Meski demikian, Wali Kota mengakui masih terdapat sejumlah tantangan dalam pencapaian indikator kesehatan. Karena itu, ia mengajak seluruh pemangku kepentingan untuk memperkuat sinergi agar setiap program dapat berjalan lebih efektif, tepat sasaran, dan memberikan dampak nyata bagi masyarakat.
Sementara itu, Kepala Dinas Kesehatan Kota Kendari, Hasria, SKM., M.AP, mengatakan pertemuan koordinasi tersebut menjadi momentum menyatukan langkah seluruh pemangku kepentingan dalam mendukung percepatan pembangunan kesehatan di Kota Kendari.
Menurutnya, peluncuran Kelurahan Siaga TBC “Kendari Tuntas TBC” merupakan inovasi berbasis pemberdayaan masyarakat yang berfokus pada penemuan kasus secara aktif, investigasi kontak, pemberian terapi pencegahan tuberkulosis, pendampingan pasien, serta menghilangkan stigma terhadap penyandang TBC.
Selain itu, Pemerintah Kota Kendari juga meluncurkan Paket SEHAT SPESIAL, sebuah inovasi layanan pemeriksaan kesehatan gratis yang diintegrasikan dengan intervensi pencegahan stunting bagi balita dan ibu hamil.
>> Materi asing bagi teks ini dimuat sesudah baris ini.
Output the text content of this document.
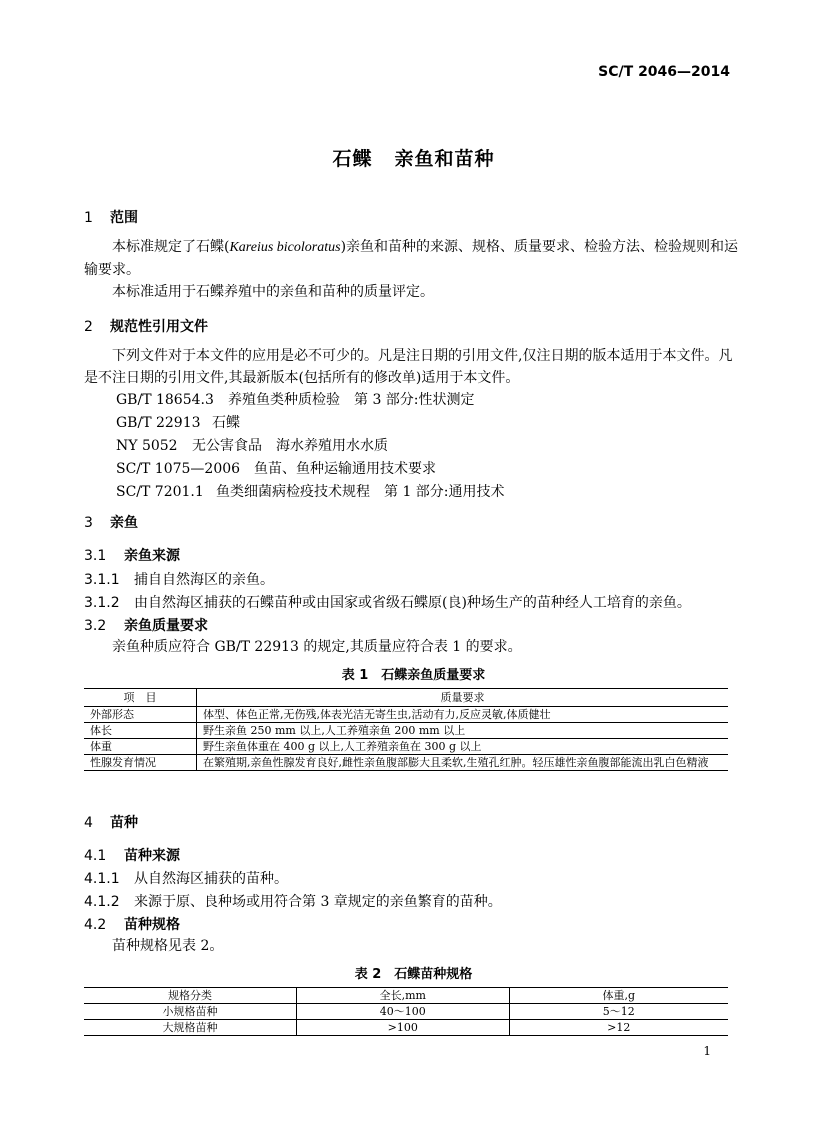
SC/T 2046—2014
石鲽 亲鱼和苗种
1 范围
本标准规定了石鲽(Kareius bicoloratus)亲鱼和苗种的来源、规格、质量要求、检验方法、检验规则和运输要求。
本标准适用于石鲽养殖中的亲鱼和苗种的质量评定。
2 规范性引用文件
下列文件对于本文件的应用是必不可少的。凡是注日期的引用文件,仅注日期的版本适用于本文件。凡是不注日期的引用文件,其最新版本(包括所有的修改单)适用于本文件。
GB/T 18654.3 养殖鱼类种质检验　第 3 部分:性状测定
GB/T 22913 石鲽
NY 5052 无公害食品　海水养殖用水水质
SC/T 1075—2006 鱼苗、鱼种运输通用技术要求
SC/T 7201.1 鱼类细菌病检疫技术规程　第 1 部分:通用技术
3 亲鱼
3.1 亲鱼来源
3.1.1 捕自自然海区的亲鱼。
3.1.2 由自然海区捕获的石鲽苗种或由国家或省级石鲽原(良)种场生产的苗种经人工培育的亲鱼。
3.2 亲鱼质量要求
亲鱼种质应符合 GB/T 22913 的规定,其质量应符合表 1 的要求。
表 1　石鲽亲鱼质量要求
项　目	质量要求
外部形态	体型、体色正常,无伤残,体表光洁无寄生虫,活动有力,反应灵敏,体质健壮
体长	野生亲鱼 250 mm 以上,人工养殖亲鱼 200 mm 以上
体重	野生亲鱼体重在 400 g 以上,人工养殖亲鱼在 300 g 以上
性腺发育情况	在繁殖期,亲鱼性腺发育良好,雌性亲鱼腹部膨大且柔软,生殖孔红肿。轻压雄性亲鱼腹部能流出乳白色精液
4 苗种
4.1 苗种来源
4.1.1 从自然海区捕获的苗种。
4.1.2 来源于原、良种场或用符合第 3 章规定的亲鱼繁育的苗种。
4.2 苗种规格
苗种规格见表 2。
表 2　石鲽苗种规格
规格分类	全长,mm	体重,g
小规格苗种	40～100	5～12
大规格苗种	>100	>12
1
Program ini diharapkan mampu memperkuat layanan kesehatan primer sekaligus meningkatkan kualitas kesehatan masyarakat.
“Melalui inovasi ini kami berharap seluruh elemen masyarakat ikut berperan aktif dalam upaya pencegahan penyakit sekaligus mendukung percepatan pencapaian indikator kesehatan di Kota Kendari,” kata Hasria.
Pada kesempatan tersebut, Dinas Kesehatan Kota Kendari juga memberikan penghargaan kepada puskesmas dengan kinerja terbaik pada Program Pencegahan dan Pengendalian Penyakit Semester I Tahun 2026. Puskesmas Kandai dinobatkan sebagai pengelola program imunisasi terbaik, Puskesmas Perumnas sebagai pengelola surveilans terbaik, Puskesmas Poasia meraih penghargaan sebagai pengelola program penyakit menular, penyakit tidak menular, sekaligus pengelola Program P2 terbaik, Puskesmas Lepo-Lepo sebagai pengelola program deteksi kanker serviks dan kanker payudara terbaik, serta Puskesmas Wua-Wua sebagai pengelola program kesehatan lingkungan terbaik.
Melalui penguatan koordinasi, peluncuran berbagai inovasi, serta pemberian apresiasi kepada fasilitas pelayanan kesehatan berprestasi, Pemerintah Kota Kendari optimistis target eliminasi tuberkulosis dan peningkatan kualitas layanan kesehatan dapat tercapai. Upaya tersebut diharapkan mampu mewujudkan masyarakat Kendari yang semakin sehat, produktif, dan sejahtera.